The repetition of rape culture discourse is obvious. To the young person: your body is essentially sexual, you must cover it over and move only in ways that other, more powerful, humans dictate. You must do this to protect yourself against violent sex crimes, and you will do it because you are ultimately responsible for your own protection. Of course there must be boundaries with minors. I would hope I don’t have to argue that, but here is a message that is burdened upon the most vulnerable time and time again. Do we ask ourselves if this is ever helpful? What is achieved through these rules for young bodies apart from an early body shaming and fear? And when we squeeze young bodies into a trajectory that assumes all physical expression and contact is sexual, surely it dulls both the imagination and the senses? This is particular true in pop music. Consider the Disney child who grows up and inevitably feels a need to express adulthood in sexual terms. To be clear, I have no problem with this, but it does seem that their trajectory has been set, their imagination captured, their senses dulled. They have heard, ‘when you have some autonomy and want to explore and express yourself, perhaps through your body and art, this will be sexual, because you are most significantly, sexual.’

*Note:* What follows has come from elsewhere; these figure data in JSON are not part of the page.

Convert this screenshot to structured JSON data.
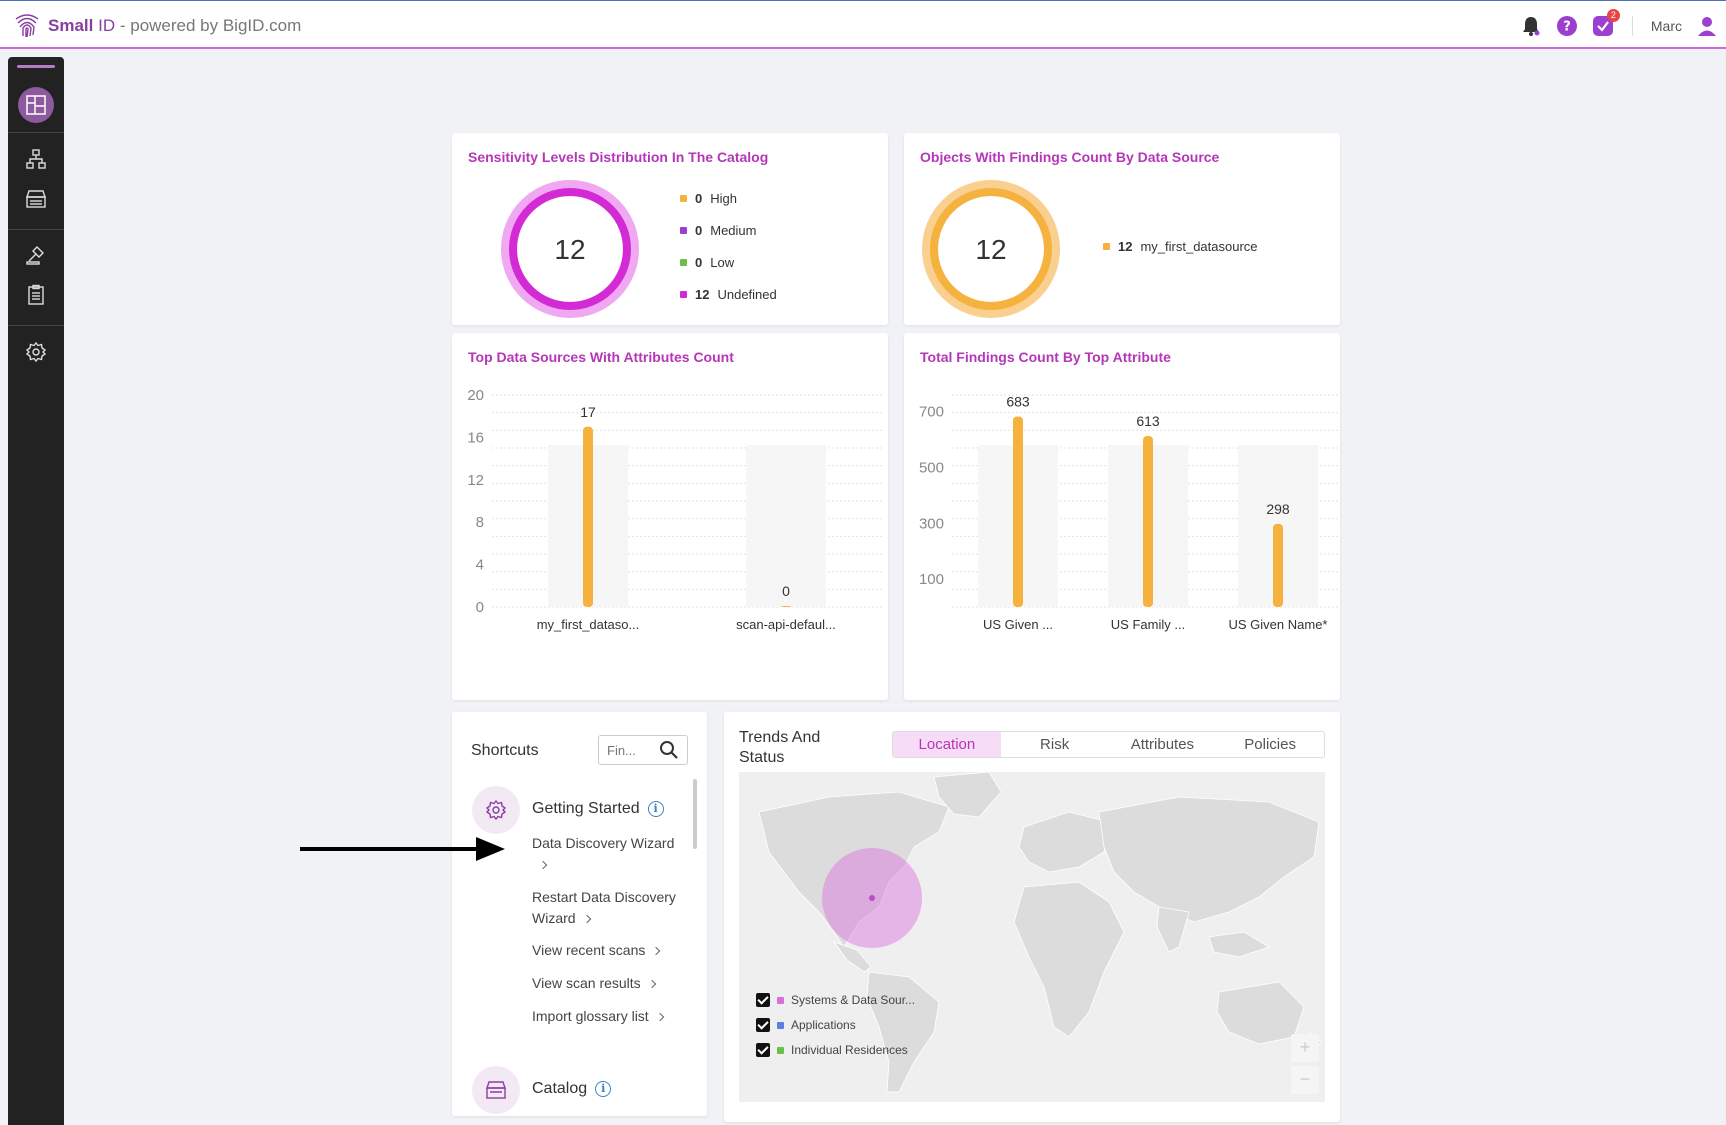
{
  "header": {
    "brand_main": "Small",
    "brand_id": "ID",
    "brand_sep": "-",
    "brand_powered": "powered by BigID.com",
    "tasks_badge": "2",
    "user_name": "Marc",
    "icons": [
      "bell-icon",
      "help-icon",
      "tasks-icon",
      "user-icon"
    ],
    "colors": {
      "accent": "#b537b8",
      "help": "#9b3fd1",
      "badge": "#e64545"
    }
  },
  "sidebar": {
    "items": [
      "dashboard-icon",
      "data-sources-icon",
      "catalog-icon",
      "policies-icon",
      "reports-icon",
      "settings-icon"
    ]
  },
  "sensitivity": {
    "title": "Sensitivity Levels Distribution In The Catalog",
    "total": "12",
    "legend": [
      {
        "count": "0",
        "label": "High",
        "color": "#f5b23e"
      },
      {
        "count": "0",
        "label": "Medium",
        "color": "#9b3fd1"
      },
      {
        "count": "0",
        "label": "Low",
        "color": "#6ac04a"
      },
      {
        "count": "12",
        "label": "Undefined",
        "color": "#d42ad6"
      }
    ]
  },
  "objects": {
    "title": "Objects With Findings Count By Data Source",
    "total": "12",
    "legend": [
      {
        "count": "12",
        "label": "my_first_datasource",
        "color": "#f5b23e"
      }
    ]
  },
  "chart_data": [
    {
      "type": "bar",
      "title": "Top Data Sources With Attributes Count",
      "categories": [
        "my_first_dataso...",
        "scan-api-defaul..."
      ],
      "values": [
        17,
        0
      ],
      "yticks": [
        0,
        4,
        8,
        12,
        16,
        20
      ],
      "ylim": [
        0,
        20
      ],
      "bar_color": "#f5b23e",
      "grid": true
    },
    {
      "type": "bar",
      "title": "Total Findings Count By Top Attribute",
      "categories": [
        "US Given ...",
        "US Family ...",
        "US Given Name*"
      ],
      "values": [
        683,
        613,
        298
      ],
      "yticks": [
        100,
        300,
        500,
        700
      ],
      "ylim": [
        0,
        700
      ],
      "bar_color": "#f5b23e",
      "grid": true
    }
  ],
  "shortcuts": {
    "title": "Shortcuts",
    "search_placeholder": "Fin...",
    "group1": "Getting Started",
    "links": [
      "Data Discovery Wizard",
      "Restart Data Discovery Wizard",
      "View recent scans",
      "View scan results",
      "Import glossary list"
    ],
    "group2": "Catalog"
  },
  "trends": {
    "title": "Trends And Status",
    "tabs": [
      "Location",
      "Risk",
      "Attributes",
      "Policies"
    ],
    "active_tab": "Location",
    "legend": [
      {
        "label": "Systems & Data Sour...",
        "color": "#d96ee0"
      },
      {
        "label": "Applications",
        "color": "#5b7fe0"
      },
      {
        "label": "Individual Residences",
        "color": "#6ac04a"
      }
    ],
    "zoom_in": "+",
    "zoom_out": "−"
  }
}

In Elastic Heart Sia clearly tells a story about herself. You might say it is haunting, disturbing, beautiful, poignant. You could say lots of things. Maddie returns to play the role of Sia. She is a dancer, a performer that uses her body to tell a story that is as riveting as it is confounding. And yet all that many can see is sex (a sex that is disordered and shameful). Is this really the only thing that we have to say to young people about their bodies?